Cela a toujours été mon Credo. La Messe traditionnelle est un trésor qu'on a pas le droit de garder pour soi.

Nous devrions considérer toujours comme objectif qu'elle devienne LA Messe de l'Eglise et pour cela la faire connaître dans les paroisses.

Nous devons certes la protéger à court terme par des outils législatifs mais surtout pas l'enfermer.

C'est dans ce sens que le cardinal De Hoyos avait souhaité "qu'il y ait en permanence une messe VOM dans chaque paroisse à côté du NOM"

Même si c'était un voeux pieux, l'idée était bien celle-là. Visibilité du VOM par tous et normalisation du rite. Dans l'interview de JP Meaugendre, celui-ci disait que les évêques ne connaissent pas le monde Tradi quand ils en parlent et légifèrent et qu'ils ne le recontrent jamais.

C'est la même chose pour la Messe VOM elle-même. Combien de fidèles NOM pensent encore qu'elle est interdite voire qu'elle n'existe plus?

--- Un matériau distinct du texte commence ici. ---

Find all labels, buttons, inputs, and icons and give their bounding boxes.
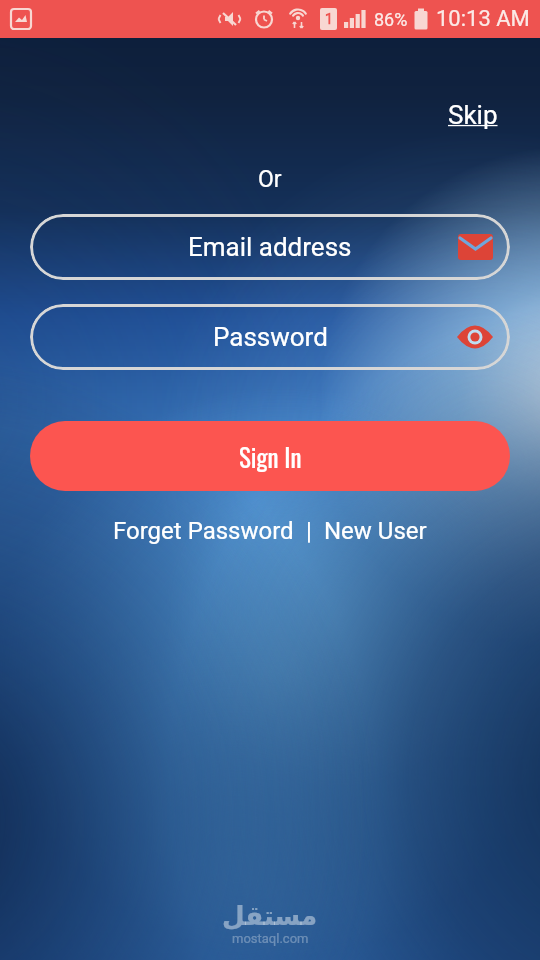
- staticText: 1: [325, 11, 333, 27]
- staticText: مستقل: [222, 901, 318, 931]
- button[interactable]: Password: [30, 304, 510, 370]
- button[interactable]: Skip: [448, 100, 498, 130]
- staticText: |: [294, 517, 324, 545]
- staticText: Sign In: [239, 438, 302, 475]
- button[interactable]: Sign In: [30, 421, 510, 491]
- staticText: Email address: [188, 232, 352, 262]
- button[interactable]: New User: [324, 517, 427, 545]
- button[interactable]: Forget Password: [113, 517, 294, 545]
- staticText: 86%: [374, 9, 408, 30]
- button[interactable]: Email address: [30, 214, 510, 280]
- staticText: Password: [213, 322, 328, 352]
- staticText: Or: [258, 166, 282, 193]
- staticText: 10:13 AM: [436, 6, 530, 32]
- staticText: mostaql.com: [232, 931, 309, 946]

A ceux qui diront que le VOM ne pourra pas être restauré universellement, je vous rejoins mais le processus serait le suivant (si j'étais pape):

1- Libéralisation (Motu proprio)
2- Normalisation (une messe dans chaque paroisse où c'est possible)
3- Visibilité et accoutumance des fidèles NOM (cf point 2)
4- Formation des séminaristes au VOM (la formation au NOM prend 5 minutes de toutes façons)
5- Mise à jour ORGANIQUE du VOM avec comme point de départ Sacrosantum Concilium (ce qui clouerait le bec aux idéologues de Vatican II)
6- Remplacement du VOM par le NOM comme rite romain universel, le NOM devenant un rite marginal.
7- Disparition biologique du NOM faute de paroissiens.
images/icones/1b.gif  ( 989042 )Une coquille ! par Sic transit (2025-06-19 15:46:37) 
[en réponse à 989021]


6- Remplacement du VOM par le NOM comme rite romain universel,



Je pense que vous vouliez dire l'inverse !
images/icones/1d.gif  ( 989048 )Exact par Leopardi (2025-06-19 18:00:43) 
[en réponse à 989042]

En fait, j'ai écrit cela en 1965!
images/icones/vatican.gif  ( 989020 )Selon mon interlocuteur par Roger (2025-06-19 09:00:14) 
[en réponse à 989004]

Le problème majeur posé par le défunt Pontife n'aurait pas ete lié à la liturgie traditionnelle. Désolé de vous décevoir. En fait ce dont auraient souffert de nombreux prêtres et évêques cela aurait ete : primo l'abandon de la morale conjugale (sauf pour l'avortement) que Jean Paul II avait placée au centre de son magistère. secundo un gouvernement autoritaire et brouillon (gros choc en Italie à propos des créations de cardinaux...étonnantes). Et tertio un mépris profond pour le clergé.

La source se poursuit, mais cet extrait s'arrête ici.